Dalla terra sottomare, dalla terra dei morti, dove ogni posto non ha odore e l’aria più sottile secca tutti i sapori, da allora, giungono messaggi. "Messaggio d’un imperatore", sia, messaggi tracce, diramati.

Lungo tutta la catena della muraglia-identica all’ignoto, scivolano le parole-pesci, per ricordare.

Da dove venga la parola… da dove… dove…

Per le parole occorre vendere la propria anima. Lo dico del tutto dal lato estetico della tenzone, come Wilde scriveva nel suo "diario" (…ve ne sono di molto meno autobiografici che eppure aspirano al titolo), nel Ritratto di Dorian Gray, che l’immortalità chiede l’anima in cambio. Ed una parola, col suo farsi carta stampata, col suo aprirsi uno spazio tutto suo, digitale o pennuta a seconda delle tecniche o tecnologie, si sottrae indicibilmente alla realtà del trasferirsi della materia in destino, forza ed energia, in cacca, e dalla cacca il seme, e così via, per offrire il vuoto - e da che mondo e mondo, è proprio il vuoto l’eterno…

Dove sta una parola ne può stare pure un’altra - e questo è il miracolo -, dove stan queste mie stupidate, quant’altre ce ne possono stare (e ce ne staranno…)! …dove sta un segno, per farsi un pochino più seri, può ben stare un altro segno.

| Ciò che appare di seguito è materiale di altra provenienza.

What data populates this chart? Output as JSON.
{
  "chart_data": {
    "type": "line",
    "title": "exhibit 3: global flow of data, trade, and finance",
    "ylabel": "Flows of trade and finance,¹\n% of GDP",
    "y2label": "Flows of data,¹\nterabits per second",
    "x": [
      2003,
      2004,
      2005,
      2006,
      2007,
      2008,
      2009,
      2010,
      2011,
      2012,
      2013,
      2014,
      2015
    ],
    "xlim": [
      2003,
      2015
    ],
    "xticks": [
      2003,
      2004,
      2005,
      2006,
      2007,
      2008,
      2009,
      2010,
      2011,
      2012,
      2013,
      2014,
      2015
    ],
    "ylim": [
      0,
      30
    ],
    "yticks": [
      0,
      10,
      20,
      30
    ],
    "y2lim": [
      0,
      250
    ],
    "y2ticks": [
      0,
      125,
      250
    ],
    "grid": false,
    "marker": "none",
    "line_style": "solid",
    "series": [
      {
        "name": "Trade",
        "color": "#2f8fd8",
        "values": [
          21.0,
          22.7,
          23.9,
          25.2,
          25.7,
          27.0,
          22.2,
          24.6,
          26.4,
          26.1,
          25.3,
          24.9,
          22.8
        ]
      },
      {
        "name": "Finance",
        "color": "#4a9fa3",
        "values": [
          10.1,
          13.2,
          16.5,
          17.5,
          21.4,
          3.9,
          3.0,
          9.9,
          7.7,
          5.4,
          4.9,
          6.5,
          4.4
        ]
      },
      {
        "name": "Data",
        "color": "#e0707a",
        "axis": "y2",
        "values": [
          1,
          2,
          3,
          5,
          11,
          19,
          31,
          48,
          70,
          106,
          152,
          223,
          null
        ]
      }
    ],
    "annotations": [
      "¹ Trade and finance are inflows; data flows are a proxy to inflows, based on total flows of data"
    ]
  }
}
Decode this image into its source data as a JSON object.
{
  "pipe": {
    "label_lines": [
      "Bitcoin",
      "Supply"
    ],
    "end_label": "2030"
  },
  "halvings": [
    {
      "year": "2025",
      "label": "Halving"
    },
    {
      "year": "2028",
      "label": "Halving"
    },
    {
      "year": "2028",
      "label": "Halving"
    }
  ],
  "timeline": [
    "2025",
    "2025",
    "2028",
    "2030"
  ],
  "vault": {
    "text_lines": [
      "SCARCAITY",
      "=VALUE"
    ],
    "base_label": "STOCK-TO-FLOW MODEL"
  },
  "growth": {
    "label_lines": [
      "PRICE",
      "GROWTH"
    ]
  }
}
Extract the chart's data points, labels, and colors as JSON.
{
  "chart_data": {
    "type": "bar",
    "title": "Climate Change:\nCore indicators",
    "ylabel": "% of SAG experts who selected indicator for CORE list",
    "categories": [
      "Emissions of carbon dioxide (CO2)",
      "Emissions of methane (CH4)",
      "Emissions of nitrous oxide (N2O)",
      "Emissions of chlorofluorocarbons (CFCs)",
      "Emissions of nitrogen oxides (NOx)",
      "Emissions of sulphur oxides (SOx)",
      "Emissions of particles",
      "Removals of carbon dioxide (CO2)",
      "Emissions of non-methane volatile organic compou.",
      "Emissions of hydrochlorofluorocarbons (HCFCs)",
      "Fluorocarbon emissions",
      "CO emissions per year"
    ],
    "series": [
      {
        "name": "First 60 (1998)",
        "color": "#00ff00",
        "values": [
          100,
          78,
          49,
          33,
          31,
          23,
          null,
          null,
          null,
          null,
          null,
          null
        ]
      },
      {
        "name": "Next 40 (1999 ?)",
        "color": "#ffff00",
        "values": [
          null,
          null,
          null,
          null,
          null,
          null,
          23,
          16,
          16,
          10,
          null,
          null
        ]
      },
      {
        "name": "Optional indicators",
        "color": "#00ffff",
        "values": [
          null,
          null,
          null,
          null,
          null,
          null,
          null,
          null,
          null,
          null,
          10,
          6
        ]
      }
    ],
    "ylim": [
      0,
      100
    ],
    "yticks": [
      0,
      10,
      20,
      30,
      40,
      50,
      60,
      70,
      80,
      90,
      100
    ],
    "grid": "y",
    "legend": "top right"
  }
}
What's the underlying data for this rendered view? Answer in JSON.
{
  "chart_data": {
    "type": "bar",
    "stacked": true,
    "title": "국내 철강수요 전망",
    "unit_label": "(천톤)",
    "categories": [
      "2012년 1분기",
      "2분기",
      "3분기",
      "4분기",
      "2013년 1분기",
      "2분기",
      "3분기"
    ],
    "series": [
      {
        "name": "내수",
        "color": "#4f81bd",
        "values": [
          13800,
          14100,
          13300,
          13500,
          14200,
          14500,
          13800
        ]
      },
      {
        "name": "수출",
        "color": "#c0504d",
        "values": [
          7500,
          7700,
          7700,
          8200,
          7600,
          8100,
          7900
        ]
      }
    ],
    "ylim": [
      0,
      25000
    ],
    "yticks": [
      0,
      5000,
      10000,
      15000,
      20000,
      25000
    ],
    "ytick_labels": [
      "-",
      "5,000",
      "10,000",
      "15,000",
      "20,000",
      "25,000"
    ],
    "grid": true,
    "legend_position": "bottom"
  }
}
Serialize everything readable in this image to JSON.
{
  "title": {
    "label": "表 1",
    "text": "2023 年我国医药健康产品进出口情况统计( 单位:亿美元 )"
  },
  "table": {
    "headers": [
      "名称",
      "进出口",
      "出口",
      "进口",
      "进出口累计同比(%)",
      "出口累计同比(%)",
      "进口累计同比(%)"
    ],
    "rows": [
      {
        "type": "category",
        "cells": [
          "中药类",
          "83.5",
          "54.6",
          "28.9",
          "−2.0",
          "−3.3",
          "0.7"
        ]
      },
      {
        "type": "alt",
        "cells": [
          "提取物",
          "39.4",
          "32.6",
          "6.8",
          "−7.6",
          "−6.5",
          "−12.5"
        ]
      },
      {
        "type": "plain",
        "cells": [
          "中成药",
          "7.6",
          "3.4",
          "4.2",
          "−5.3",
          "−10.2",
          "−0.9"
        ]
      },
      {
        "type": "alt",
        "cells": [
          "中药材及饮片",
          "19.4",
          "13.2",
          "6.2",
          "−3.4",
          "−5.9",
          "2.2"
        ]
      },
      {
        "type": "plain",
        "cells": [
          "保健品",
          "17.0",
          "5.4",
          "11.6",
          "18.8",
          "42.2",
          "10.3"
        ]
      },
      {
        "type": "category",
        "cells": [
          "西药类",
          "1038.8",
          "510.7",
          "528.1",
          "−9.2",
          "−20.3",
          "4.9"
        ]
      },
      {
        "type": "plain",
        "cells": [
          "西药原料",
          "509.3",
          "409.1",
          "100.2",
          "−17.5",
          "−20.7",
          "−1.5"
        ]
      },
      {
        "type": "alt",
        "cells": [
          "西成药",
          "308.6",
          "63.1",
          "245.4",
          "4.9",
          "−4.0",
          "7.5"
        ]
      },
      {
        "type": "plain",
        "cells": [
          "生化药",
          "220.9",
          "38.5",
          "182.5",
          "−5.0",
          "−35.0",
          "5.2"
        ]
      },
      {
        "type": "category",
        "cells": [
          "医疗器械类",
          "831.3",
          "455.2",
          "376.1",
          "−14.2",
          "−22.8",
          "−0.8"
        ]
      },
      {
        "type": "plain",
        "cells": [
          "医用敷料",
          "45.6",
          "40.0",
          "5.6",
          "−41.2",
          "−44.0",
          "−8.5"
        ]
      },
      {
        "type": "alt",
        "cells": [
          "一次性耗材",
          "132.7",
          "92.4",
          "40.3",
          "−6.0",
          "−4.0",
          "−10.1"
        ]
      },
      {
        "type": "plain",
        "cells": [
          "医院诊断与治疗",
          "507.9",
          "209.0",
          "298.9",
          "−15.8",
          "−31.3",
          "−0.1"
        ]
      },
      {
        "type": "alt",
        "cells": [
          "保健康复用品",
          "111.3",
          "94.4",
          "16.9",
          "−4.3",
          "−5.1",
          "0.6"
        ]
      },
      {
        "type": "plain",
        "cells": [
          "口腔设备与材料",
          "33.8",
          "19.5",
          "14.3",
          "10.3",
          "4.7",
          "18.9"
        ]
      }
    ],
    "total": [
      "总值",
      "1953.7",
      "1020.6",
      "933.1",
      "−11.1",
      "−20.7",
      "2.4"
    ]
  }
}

Diversamente, dove non vi è riconoscimento (confinamento, identificazione, apollinea forma), ben difficilmente qualcos’altro impunemente ne prenderà il posto… ne manca proprio il posto, lo spazio,

sì, sì… la solita solfa: la terra è tonda, per tutta parte presa nel deserto, per altra attanagliata dai ghiacci, ce ne rimane proprio poca abitabile, disponibile… Proprio oggi che la graziosa disponibilità della vita (il tenor di vita) mostra le sue smaglianti curve… che peccato…

È questione di spazio, è sempre questione di spazio…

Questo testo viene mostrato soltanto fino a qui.